Anguillicola crassus peut compromettre la production d’anguilles d’élevage et contribuer au déclin de toute la filière en aval. En effet, A. crassus contribue à une importante réduction du stock européen de Anguilla anguilla. Celle-ci a récemment reçue le statut d'espèce menacée (Sauvaget et al, 2003).

C. Gestion

La gestion du parasite Anguillicola crassus est aujourd’hui très limitée. La prévention est actuellement le moyen le plus efficace pour contenir son expansion.

La prévention

Les transferts de stocks de poissons en provenance de zones contaminées doivent être systématiquement contrôlés.

La lutte mécanique

Dans le cadre de la lutte mécanique, on préconise la filtration et le traitement des eaux utilisées dans les élevages d’anguilles pour limiter la dispersion des larves de A. crassus.

La lutte biologique

La salinité est un facteur déterminant dans la répartition de ce ver. En effet, les anguilles vivant en conditions estuariennes sont relativement épargnées par rapport aux anguilles vivant en eau douce. La salinité des baies et des estuaires semble donc pouvoir préserver de la contamination les populations d’anguilles côtières, dont la gestion devient un enjeu prioritaire pour la préservation des stocks côtiers d’anguilles. Par exemple, dans les marais côtiers, le maintien du caractère salé, par l’amélioration des échanges avec la mer, pourrait permettre de diminuer la contamination des anguilles (Sauvaget et al., 2003).

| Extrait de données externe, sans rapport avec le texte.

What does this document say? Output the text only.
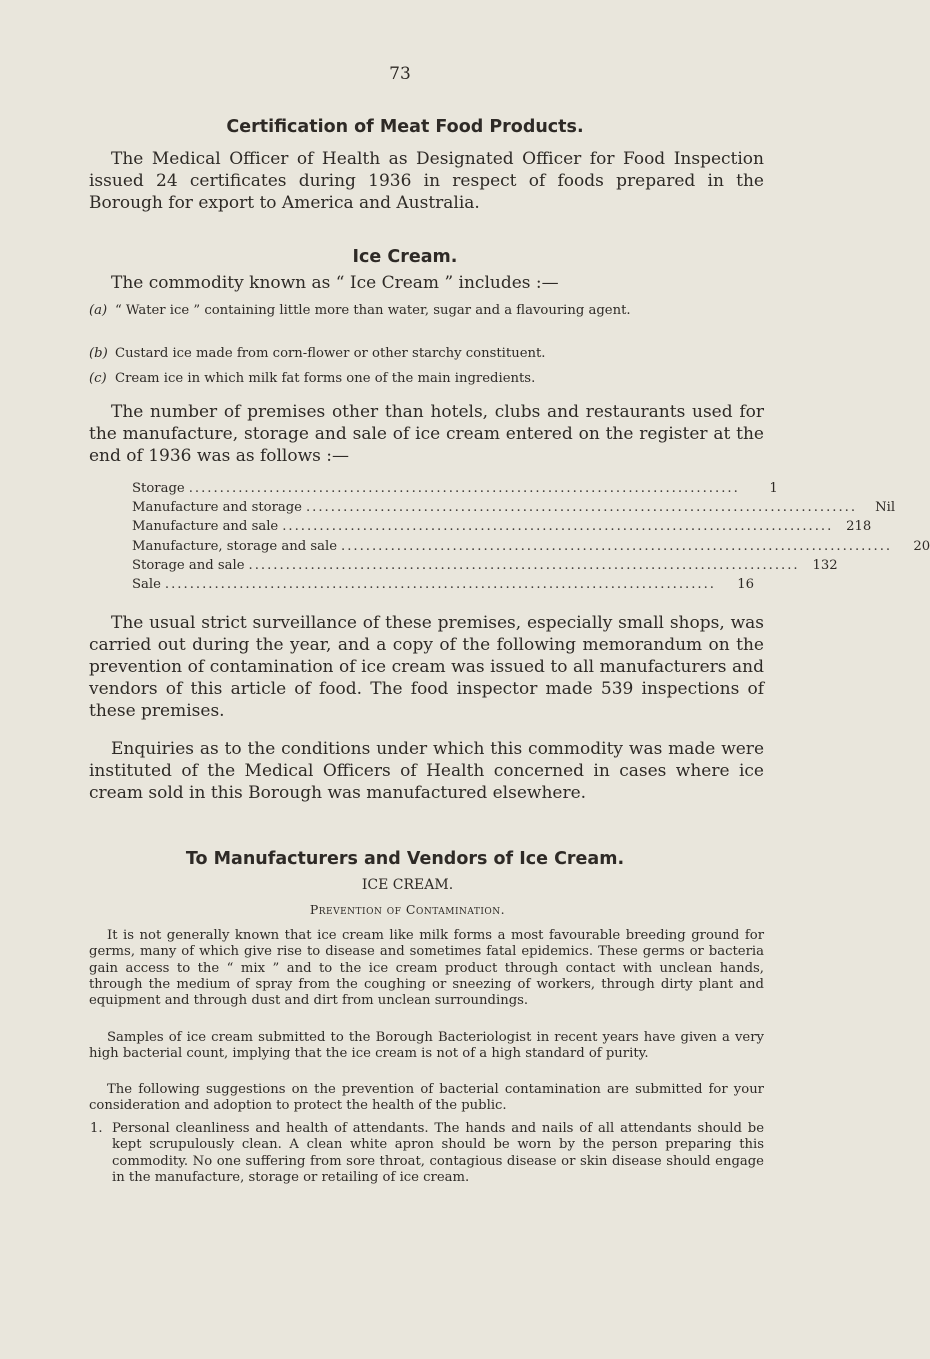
73
Certification of Meat Food Products.

The Medical Officer of Health as Designated Officer for Food Inspection issued 24 certificates during 1936 in respect of foods prepared in the Borough for export to America and Australia.

Ice Cream.

The commodity known as “ Ice Cream ” includes :—

(a) “ Water ice ” containing little more than water, sugar and a flavouring agent.
(b) Custard ice made from corn-flower or other starchy constituent.
(c) Cream ice in which milk fat forms one of the main ingredients.

The number of premises other than hotels, clubs and restaurants used for the manufacture, storage and sale of ice cream entered on the register at the end of 1936 was as follows :—

Storage .........................................................................................	1
Manufacture and storage .........................................................................................	Nil
Manufacture and sale ......................................................................................... 218
Manufacture, storage and sale .........................................................................................	20
Storage and sale ......................................................................................... 132
Sale .........................................................................................	16

The usual strict surveillance of these premises, especially small shops, was carried out during the year, and a copy of the following memorandum on the prevention of contamination of ice cream was issued to all manufacturers and vendors of this article of food. The food inspector made 539 inspections of these premises.

Enquiries as to the conditions under which this commodity was made were instituted of the Medical Officers of Health concerned in cases where ice cream sold in this Borough was manufactured elsewhere.

To Manufacturers and Vendors of Ice Cream.
ICE CREAM.
Prevention of Contamination.

It is not generally known that ice cream like milk forms a most favourable breeding ground for germs, many of which give rise to disease and sometimes fatal epidemics. These germs or bacteria gain access to the “ mix ” and to the ice cream product through contact with unclean hands, through the medium of spray from the coughing or sneezing of workers, through dirty plant and equipment and through dust and dirt from unclean surroundings.

Samples of ice cream submitted to the Borough Bacteriologist in recent years have given a very high bacterial count, implying that the ice cream is not of a high standard of purity.

The following suggestions on the prevention of bacterial contamination are submitted for your consideration and adoption to protect the health of the public.

1. Personal cleanliness and health of attendants. The hands and nails of all attendants should be kept scrupulously clean. A clean white apron should be worn by the person preparing this commodity. No one suffering from sore throat, contagious disease or skin disease should engage in the manufacture, storage or retailing of ice cream.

D. Perspectives et recherches

Dans l’état actuel des connaissances, nous n’avons pas enregistré de programmes de recherches pour Anguillicola crassus.

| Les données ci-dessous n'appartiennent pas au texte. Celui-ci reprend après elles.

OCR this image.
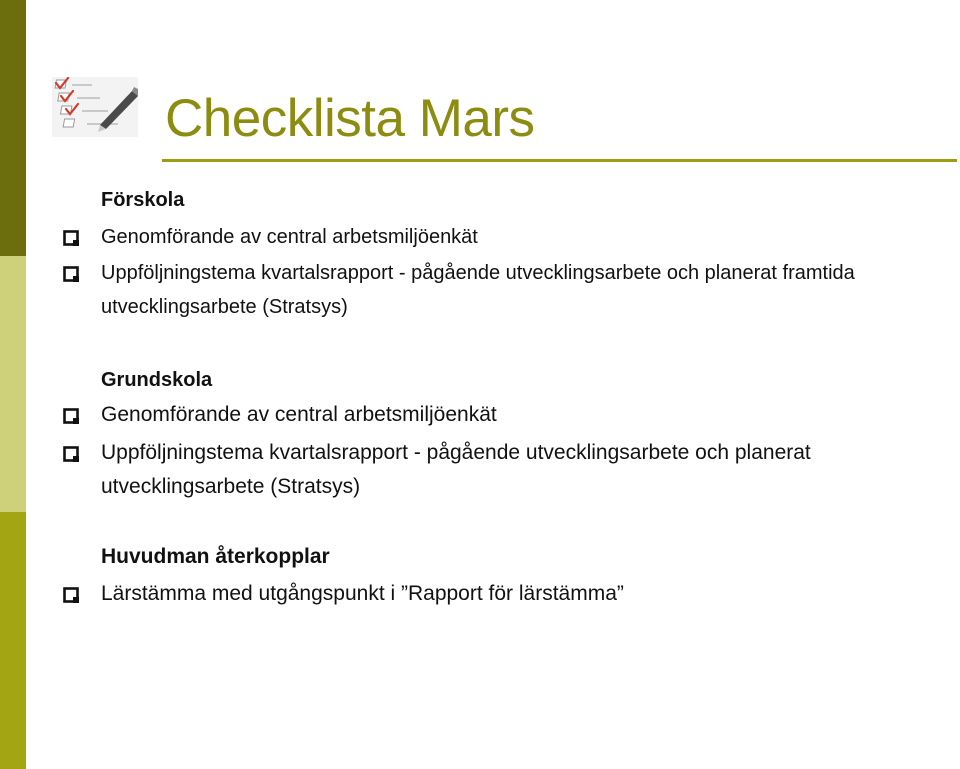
Checklista Mars
Förskola
Genomförande av central arbetsmiljöenkät
Uppföljningstema kvartalsrapport - pågående utvecklingsarbete och planerat framtida utvecklingsarbete (Stratsys)
Grundskola
Genomförande av central arbetsmiljöenkät
Uppföljningstema kvartalsrapport - pågående utvecklingsarbete och planerat utvecklingsarbete (Stratsys)
Huvudman återkopplar
Lärstämma med utgångspunkt i ”Rapport för lärstämma”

Rédigé par Julie Pagny (GIP BE) en collaboration avec Anthony Acou (MNHN).

E. Références

Blanc G., 1994. Biologie du cycle d’Anguillicola crassus (Nematoda, Dracunculoidea), contrôle thérapeutique de ses populations. Thèse, Université de Perpignan, Montpellier, 355 p.
Blanc G., Ashworth S.T., 1997. Anguillicola crassus, un colonisateur agressif récemment introduit dans les stocks européens d'anguilles. Bull. Fr. Pêche Piscic. Number 344-345, Les introductions d'espèces dans les milieux aquatiques continentaux en métropole: pp 335 – 342.
Brusle J., 1994. L'anguille européenne Anguilla anguilla, un poisson sensible aux stress environnementaux et vulnérable à diverses atteintes pathogènes, Bull. Fr. Pêche Piscic. Number 335, 1994 L'anguille européenne Bilan des travaux et expérimentations en cours (Volume 1) : pp 237 – 260.
Koops H., Hartmann F., 1989. Anguillicola infestations in Germany and in German eel imports. J Appl Ichthyol 1: pp 41-45.
Lefebvre F., Acou A., Poizat G. et Crivelli A. J., 2003. Anguicollosis among silver eels: a 4-year survey in 4 habitats from Camargue (Rhône delta, South of France); Bull. Fr. Pêche Piscic., 368: pp97-108.
Sauvaget B., Fatin D. et Briand C., 2003. Contamination par Anguillicola crassus de cinq populations d’anguilles (Anguilla anguilla) du littoral de Bretagne sud (France). Bull. Fr. Pêche Piscic., 368 : 21-26.